The job of the PR service provider, therefore, is to find ways to keep both sides of the equation happy.
One important technique for doing so is to make sure the article presents quality, well-written information that the editor can use and believes will benefit his or her readers. With this obvious first step out of the way, other methods for weaving references to a client into an editorial piece include:
Bylining the article as if it was written by the client. Every manufacturer or organization should have an “expert” whose name should appear repeatedly in B2B trade publications. In time, that person—and, more importantly, the company he or she represents—will become recognized leaders in the industry to whom their end-customers can turn to and trust. These individuals (and the companies with which they are associated) are often referred to as “thought leaders.”
Quoting the client. As with the first tip, quoting individual employees of the client creates the impression that both the organization and its personnel are expert thought leaders in the industry.
Creating a third-person narrative. Create a story around the client’s product or service, perhaps even avoiding mentioning the product specifically by name. For instance, you might discuss a particular floor care problem experienced by a facility and how maintenance personnel addressed and solved the issue by using a certain type of product or service, almost as if it were a news story.
Using keyword slogans. We encourage clients to develop a set of key words that are repeatedly used to describe their company and its products or services. These are known as keyword slogans. In time, end-customers begin to recognize these slogans and associate them with specific companies and products. Examples of keyword slogans we have used with our clients in the past include the phrases “no touch cleaning,” “proven-Green chemicals,” “world class equipment,” and “the father of” (referring to a consultant and his organization).

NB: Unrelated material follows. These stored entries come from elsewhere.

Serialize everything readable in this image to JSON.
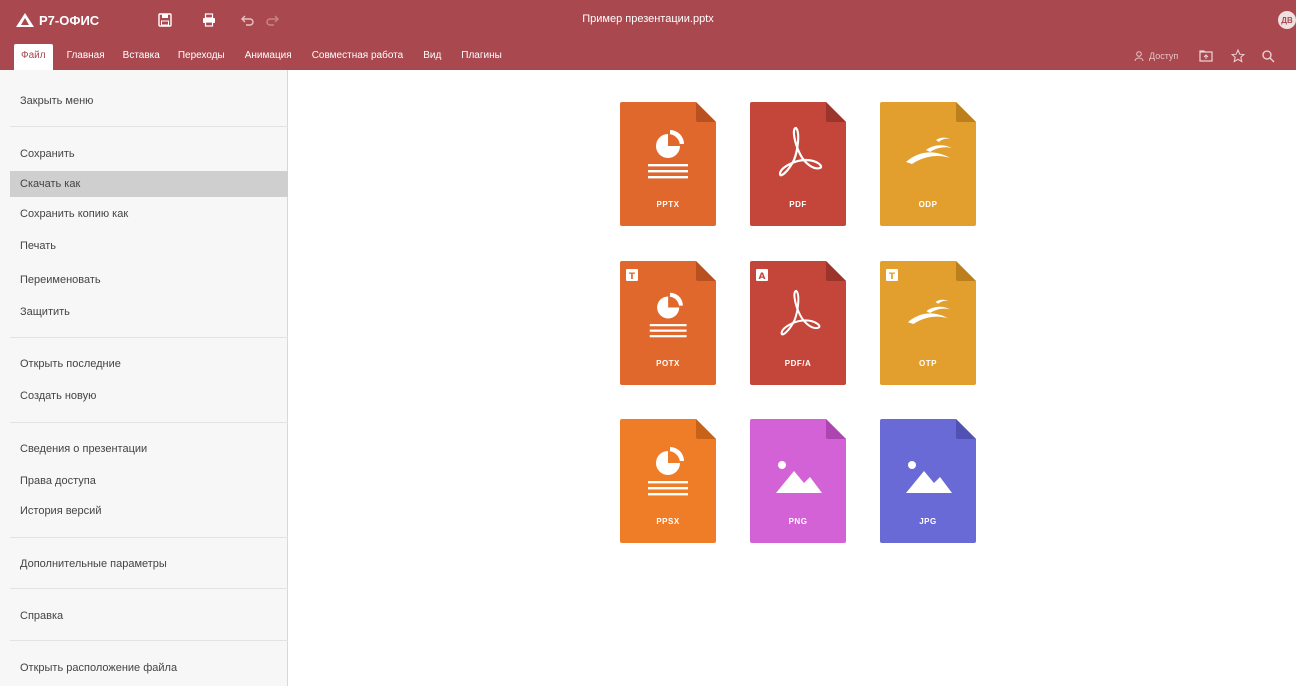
{
  "app": {
    "name": "Р7-ОФИС",
    "doc_title": "Пример презентации.pptx",
    "user_initials": "ДВ"
  },
  "tabs": [
    "Файл",
    "Главная",
    "Вставка",
    "Переходы",
    "Анимация",
    "Совместная работа",
    "Вид",
    "Плагины"
  ],
  "toolbar_right": {
    "access_label": "Доступ"
  },
  "menu": {
    "close": "Закрыть меню",
    "save": "Сохранить",
    "download_as": "Скачать как",
    "save_copy_as": "Сохранить копию как",
    "print": "Печать",
    "rename": "Переименовать",
    "protect": "Защитить",
    "open_recent": "Открыть последние",
    "create_new": "Создать новую",
    "info": "Сведения о презентации",
    "access_rights": "Права доступа",
    "version_history": "История версий",
    "advanced": "Дополнительные параметры",
    "help": "Справка",
    "open_location": "Открыть расположение файла"
  },
  "formats": [
    {
      "label": "PPTX",
      "color": "#e0682c",
      "fold": "#b9501f",
      "icon": "pie",
      "badge": ""
    },
    {
      "label": "PDF",
      "color": "#c4463b",
      "fold": "#9b342b",
      "icon": "acrobat",
      "badge": ""
    },
    {
      "label": "ODP",
      "color": "#e39f2d",
      "fold": "#bc7f1d",
      "icon": "gulls",
      "badge": ""
    },
    {
      "label": "POTX",
      "color": "#e0682c",
      "fold": "#b9501f",
      "icon": "pie",
      "badge": "T"
    },
    {
      "label": "PDF/A",
      "color": "#c4463b",
      "fold": "#9b342b",
      "icon": "acrobat",
      "badge": "A"
    },
    {
      "label": "OTP",
      "color": "#e39f2d",
      "fold": "#bc7f1d",
      "icon": "gulls",
      "badge": "T"
    },
    {
      "label": "PPSX",
      "color": "#ef7d27",
      "fold": "#c86219",
      "icon": "pie",
      "badge": ""
    },
    {
      "label": "PNG",
      "color": "#d462d7",
      "fold": "#ad45b0",
      "icon": "image",
      "badge": ""
    },
    {
      "label": "JPG",
      "color": "#6a6ad6",
      "fold": "#5050b5",
      "icon": "image",
      "badge": ""
    }
  ]
}
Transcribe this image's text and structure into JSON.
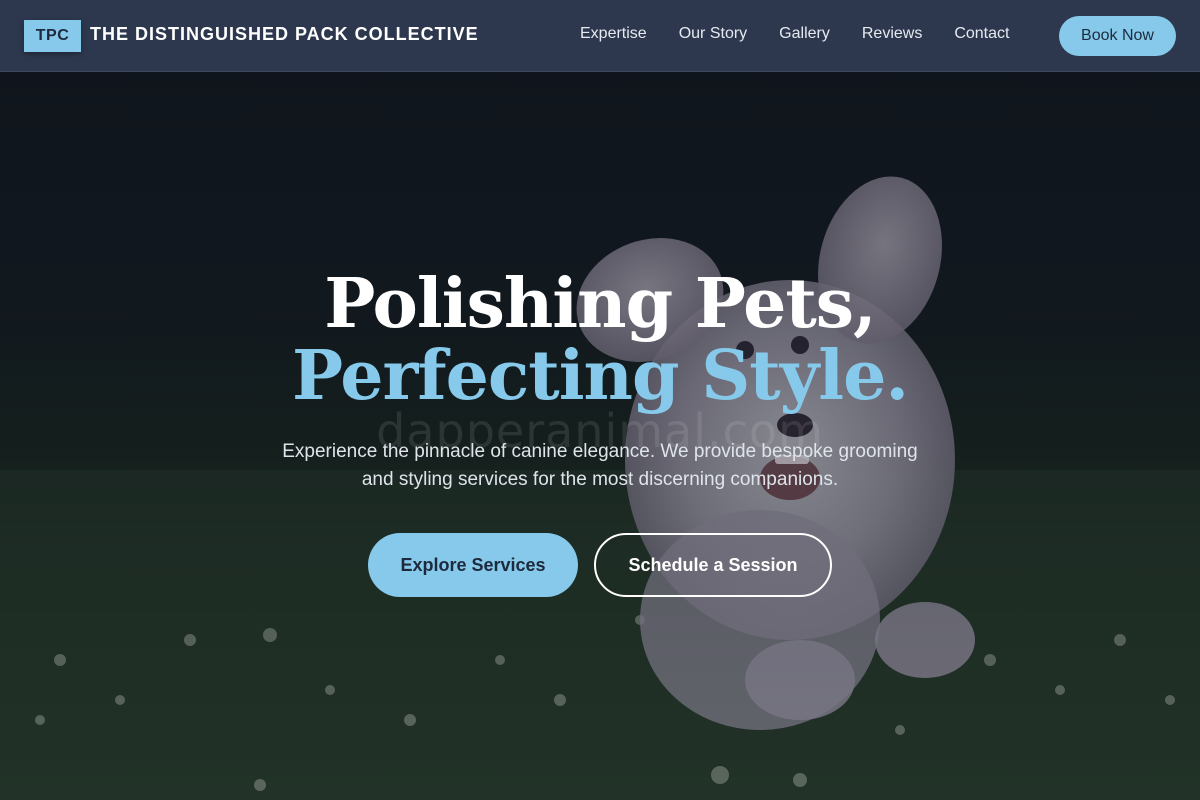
{
  "nav": {
    "logo_badge": "TPC",
    "brand": "THE DISTINGUISHED PACK COLLECTIVE",
    "links": [
      {
        "label": "Expertise"
      },
      {
        "label": "Our Story"
      },
      {
        "label": "Gallery"
      },
      {
        "label": "Reviews"
      },
      {
        "label": "Contact"
      }
    ],
    "book_button": "Book Now"
  },
  "hero": {
    "headline_line1": "Polishing Pets,",
    "headline_line2": "Perfecting Style.",
    "subtext": "Experience the pinnacle of canine elegance. We provide bespoke grooming and styling services for the most discerning companions.",
    "primary_cta": "Explore Services",
    "secondary_cta": "Schedule a Session",
    "watermark": "dapperanimal.com",
    "background_image": "fluffy-white-dog-running-on-grass"
  },
  "colors": {
    "nav_bg": "#2d384f",
    "accent": "#86c9ea",
    "text_dark": "#1d2a3d",
    "text_light": "#ffffff"
  }
}
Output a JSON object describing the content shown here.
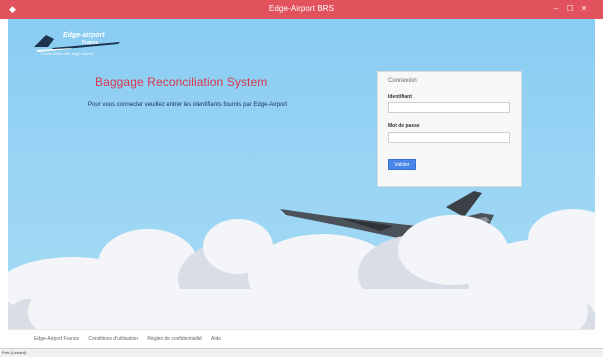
{
  "window": {
    "title": "Edge-Airport BRS",
    "app_icon": "wing-app-icon",
    "controls": [
      "–",
      "☐",
      "✕"
    ],
    "frame_color": "#e2525d"
  },
  "logo": {
    "brand_line1": "Edge-airport",
    "brand_line2": "France",
    "tagline": "Travel better with edge airport"
  },
  "main": {
    "app_title": "Baggage Reconciliation System",
    "intro": "Pour vous connecter veuillez entrer les identifiants fournis par Edge-Airport",
    "title_color": "#d9364b"
  },
  "login": {
    "title": "Connexion",
    "user_label": "Identifiant",
    "user_value": "",
    "password_label": "Mot de passe",
    "password_value": "",
    "submit_label": "Valider",
    "accent": "#4a86e8"
  },
  "footer": {
    "links": [
      "Edge-Airport France",
      "Conditions d'utilisation",
      "Règles de confidentialité",
      "Aide"
    ]
  },
  "statusbar": {
    "text": "Prêt (Loaded)"
  }
}
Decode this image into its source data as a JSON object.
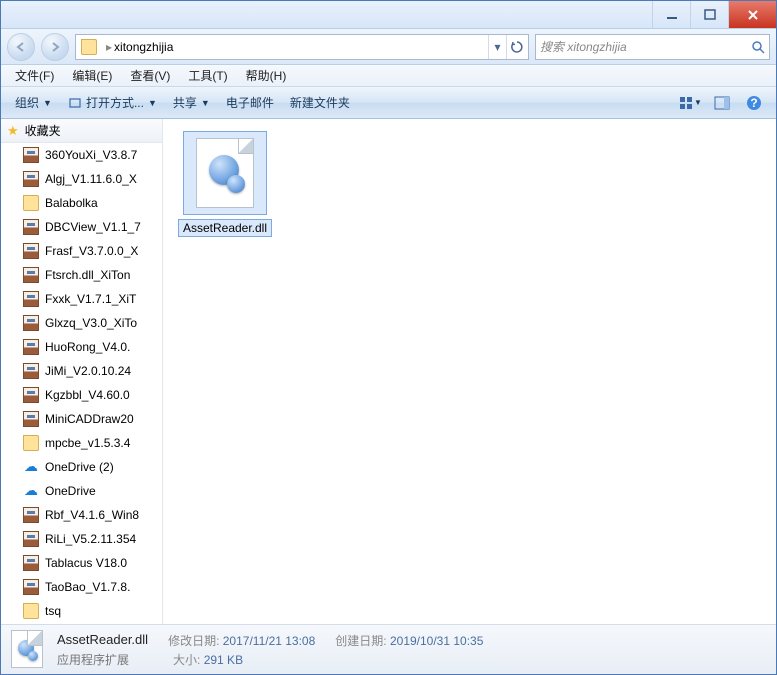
{
  "address": {
    "path": "xitongzhijia",
    "search_placeholder": "搜索 xitongzhijia"
  },
  "menu": {
    "file": "文件(F)",
    "edit": "编辑(E)",
    "view": "查看(V)",
    "tools": "工具(T)",
    "help": "帮助(H)"
  },
  "toolbar": {
    "organize": "组织",
    "openwith": "打开方式...",
    "share": "共享",
    "email": "电子邮件",
    "newfolder": "新建文件夹"
  },
  "sidebar": {
    "favorites": "收藏夹",
    "items": [
      {
        "icon": "rar",
        "label": "360YouXi_V3.8.7"
      },
      {
        "icon": "rar",
        "label": "Algj_V1.11.6.0_X"
      },
      {
        "icon": "folder",
        "label": "Balabolka"
      },
      {
        "icon": "rar",
        "label": "DBCView_V1.1_7"
      },
      {
        "icon": "rar",
        "label": "Frasf_V3.7.0.0_X"
      },
      {
        "icon": "rar",
        "label": "Ftsrch.dll_XiTon"
      },
      {
        "icon": "rar",
        "label": "Fxxk_V1.7.1_XiT"
      },
      {
        "icon": "rar",
        "label": "Glxzq_V3.0_XiTo"
      },
      {
        "icon": "rar",
        "label": "HuoRong_V4.0."
      },
      {
        "icon": "rar",
        "label": "JiMi_V2.0.10.24"
      },
      {
        "icon": "rar",
        "label": "Kgzbbl_V4.60.0"
      },
      {
        "icon": "rar",
        "label": "MiniCADDraw20"
      },
      {
        "icon": "folder",
        "label": "mpcbe_v1.5.3.4"
      },
      {
        "icon": "cloud",
        "label": "OneDrive (2)"
      },
      {
        "icon": "cloud",
        "label": "OneDrive"
      },
      {
        "icon": "rar",
        "label": "Rbf_V4.1.6_Win8"
      },
      {
        "icon": "rar",
        "label": "RiLi_V5.2.11.354"
      },
      {
        "icon": "rar",
        "label": "Tablacus V18.0"
      },
      {
        "icon": "rar",
        "label": "TaoBao_V1.7.8."
      },
      {
        "icon": "folder",
        "label": "tsq"
      }
    ]
  },
  "file": {
    "name": "AssetReader.dll"
  },
  "details": {
    "name": "AssetReader.dll",
    "type": "应用程序扩展",
    "mod_label": "修改日期:",
    "mod_value": "2017/11/21 13:08",
    "size_label": "大小:",
    "size_value": "291 KB",
    "created_label": "创建日期:",
    "created_value": "2019/10/31 10:35"
  }
}
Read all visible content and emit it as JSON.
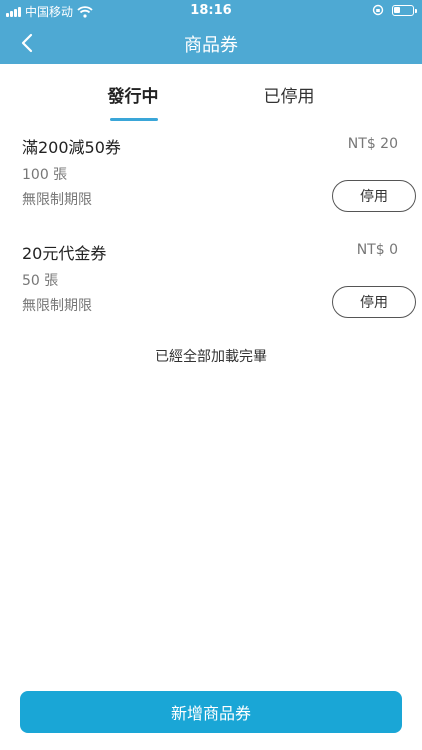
{
  "status_bar": {
    "carrier": "中国移动",
    "time": "18:16",
    "battery_level": 0.35
  },
  "nav": {
    "title": "商品券",
    "back_icon": "chevron-left-icon"
  },
  "tabs": [
    {
      "label": "發行中",
      "active": true
    },
    {
      "label": "已停用",
      "active": false
    }
  ],
  "coupons": [
    {
      "name": "滿200減50券",
      "price": "NT$ 20",
      "count": "100 張",
      "limit": "無限制期限",
      "action": "停用"
    },
    {
      "name": "20元代金券",
      "price": "NT$ 0",
      "count": "50 張",
      "limit": "無限制期限",
      "action": "停用"
    }
  ],
  "list_end_text": "已經全部加載完畢",
  "add_button": {
    "label": "新增商品券"
  },
  "colors": {
    "header": "#4ea9d3",
    "accent": "#3aa6d8",
    "primary_button": "#1aa6d6"
  }
}
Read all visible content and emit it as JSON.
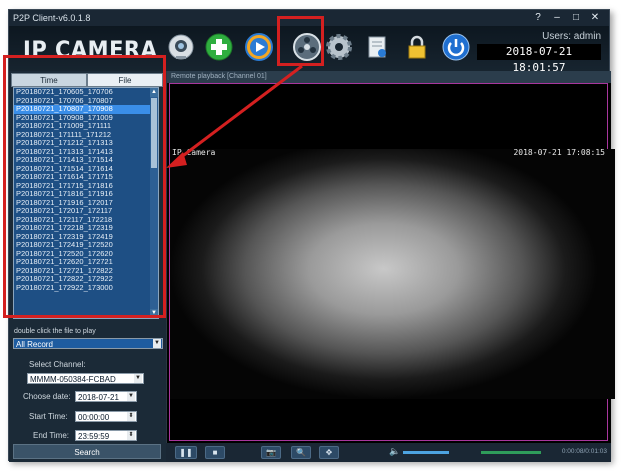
{
  "window": {
    "title": "P2P Client-v6.0.1.8",
    "ctrl_help": "?",
    "ctrl_min": "‒",
    "ctrl_max": "□",
    "ctrl_close": "✕"
  },
  "header": {
    "logo": "IP CAMERA",
    "users": "Users: admin",
    "clock": "2018-07-21  18:01:57"
  },
  "toolbar": {
    "icons": [
      "camera-icon",
      "add-icon",
      "play-icon",
      "reel-icon",
      "gear-icon",
      "report-icon",
      "lock-icon",
      "power-icon"
    ]
  },
  "left_panel": {
    "tabs": [
      "Time",
      "File"
    ],
    "files": [
      "P20180721_170605_170706",
      "P20180721_170706_170807",
      "P20180721_170807_170908",
      "P20180721_170908_171009",
      "P20180721_171009_171111",
      "P20180721_171111_171212",
      "P20180721_171212_171313",
      "P20180721_171313_171413",
      "P20180721_171413_171514",
      "P20180721_171514_171614",
      "P20180721_171614_171715",
      "P20180721_171715_171816",
      "P20180721_171816_171916",
      "P20180721_171916_172017",
      "P20180721_172017_172117",
      "P20180721_172117_172218",
      "P20180721_172218_172319",
      "P20180721_172319_172419",
      "P20180721_172419_172520",
      "P20180721_172520_172620",
      "P20180721_172620_172721",
      "P20180721_172721_172822",
      "P20180721_172822_172922",
      "P20180721_172922_173000"
    ],
    "selected_index": 2,
    "hint": "double click the file to play",
    "record_filter": "All Record",
    "select_channel_label": "Select Channel:",
    "channel": "MMMM-050384-FCBAD",
    "choose_date_label": "Choose date:",
    "date": "2018-07-21",
    "start_time_label": "Start Time:",
    "start_time": "00:00:00",
    "end_time_label": "End Time:",
    "end_time": "23:59:59",
    "search_label": "Search"
  },
  "video": {
    "header": "Remote playback [Channel 01]",
    "cam_title": "IP Camera",
    "cam_time": "2018-07-21 17:08:15",
    "timecode": "0:00:08/0:01:03"
  },
  "colors": {
    "annotation": "#d42020",
    "accent": "#3a8ee8"
  }
}
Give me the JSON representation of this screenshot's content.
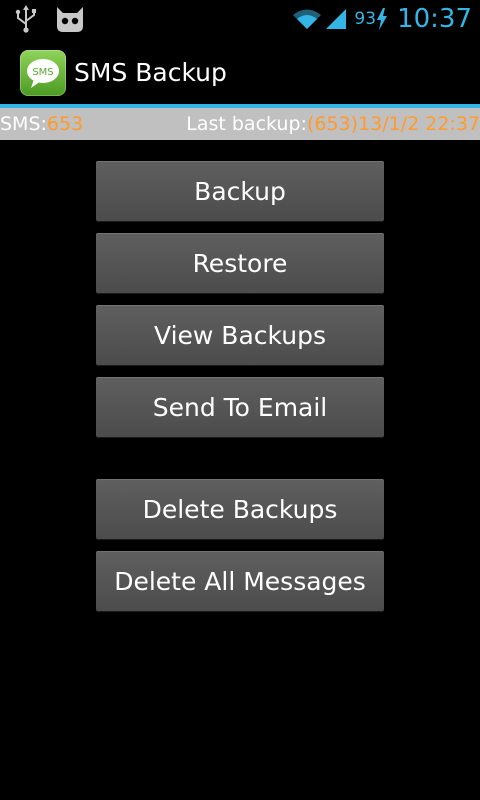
{
  "status_bar": {
    "icons": [
      "usb-icon",
      "cyanogenmod-icon",
      "wifi-icon",
      "signal-icon",
      "charging-bolt-icon"
    ],
    "battery": "93",
    "time": "10:37",
    "accent_color": "#33b5e5"
  },
  "action_bar": {
    "app_icon_text": "SMS",
    "title": "SMS Backup"
  },
  "info_bar": {
    "sms_label": "SMS:",
    "sms_count": "653",
    "last_backup_label": "Last backup:",
    "last_backup_value": "(653)13/1/2 22:37",
    "value_color": "#ff9a2b"
  },
  "buttons": {
    "backup": "Backup",
    "restore": "Restore",
    "view_backups": "View Backups",
    "send_to_email": "Send To Email",
    "delete_backups": "Delete Backups",
    "delete_all_messages": "Delete All Messages"
  }
}
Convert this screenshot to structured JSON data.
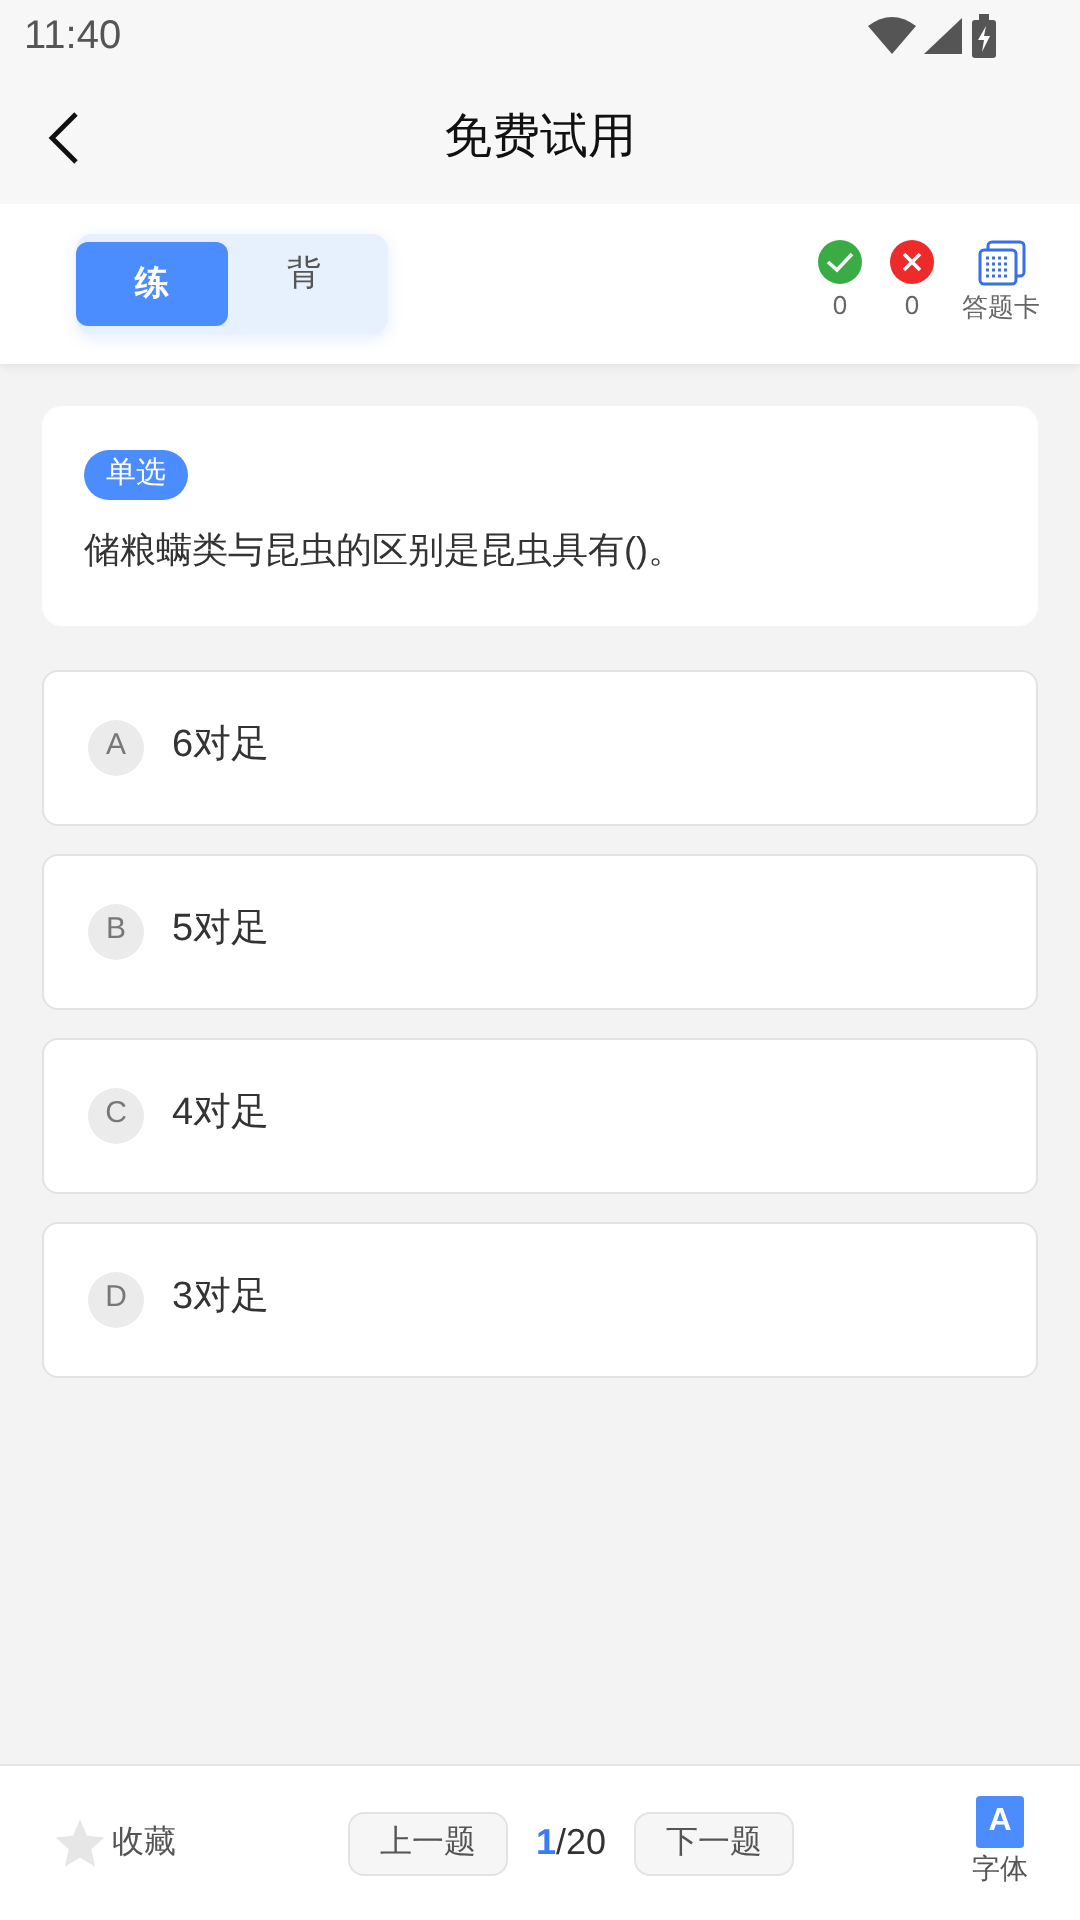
{
  "status_bar": {
    "time": "11:40"
  },
  "header": {
    "title": "免费试用"
  },
  "mode_tabs": [
    {
      "label": "练",
      "selected": true
    },
    {
      "label": "背",
      "selected": false
    }
  ],
  "stats": {
    "correct": "0",
    "wrong": "0",
    "answer_card": "答题卡"
  },
  "question": {
    "type": "单选",
    "text": "储粮螨类与昆虫的区别是昆虫具有()。"
  },
  "options": [
    {
      "letter": "A",
      "text": "6对足",
      "selected": false
    },
    {
      "letter": "B",
      "text": "5对足",
      "selected": false
    },
    {
      "letter": "C",
      "text": "4对足",
      "selected": false
    },
    {
      "letter": "D",
      "text": "3对足",
      "selected": false
    }
  ],
  "footer": {
    "favorite": {
      "label": "收藏",
      "checked": false
    },
    "prev": "上一题",
    "current": "1",
    "total": "/20",
    "next": "下一题",
    "font_icon": "A",
    "font": "字体"
  }
}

Using images. Editors are always looking for new, high-quality, action-focused images to use in their publications. Sometimes they will leave the image you provide as is—showing the name of the product and manufacturer—and sometimes not. However, even if they remove the name, they nearly always include a credit line listing the company’s name. In any case, creating an image of a product as a problem solver in an article can sometimes be even more credible and powerful than an advertisement . . . and that, my friends, is the power of PR.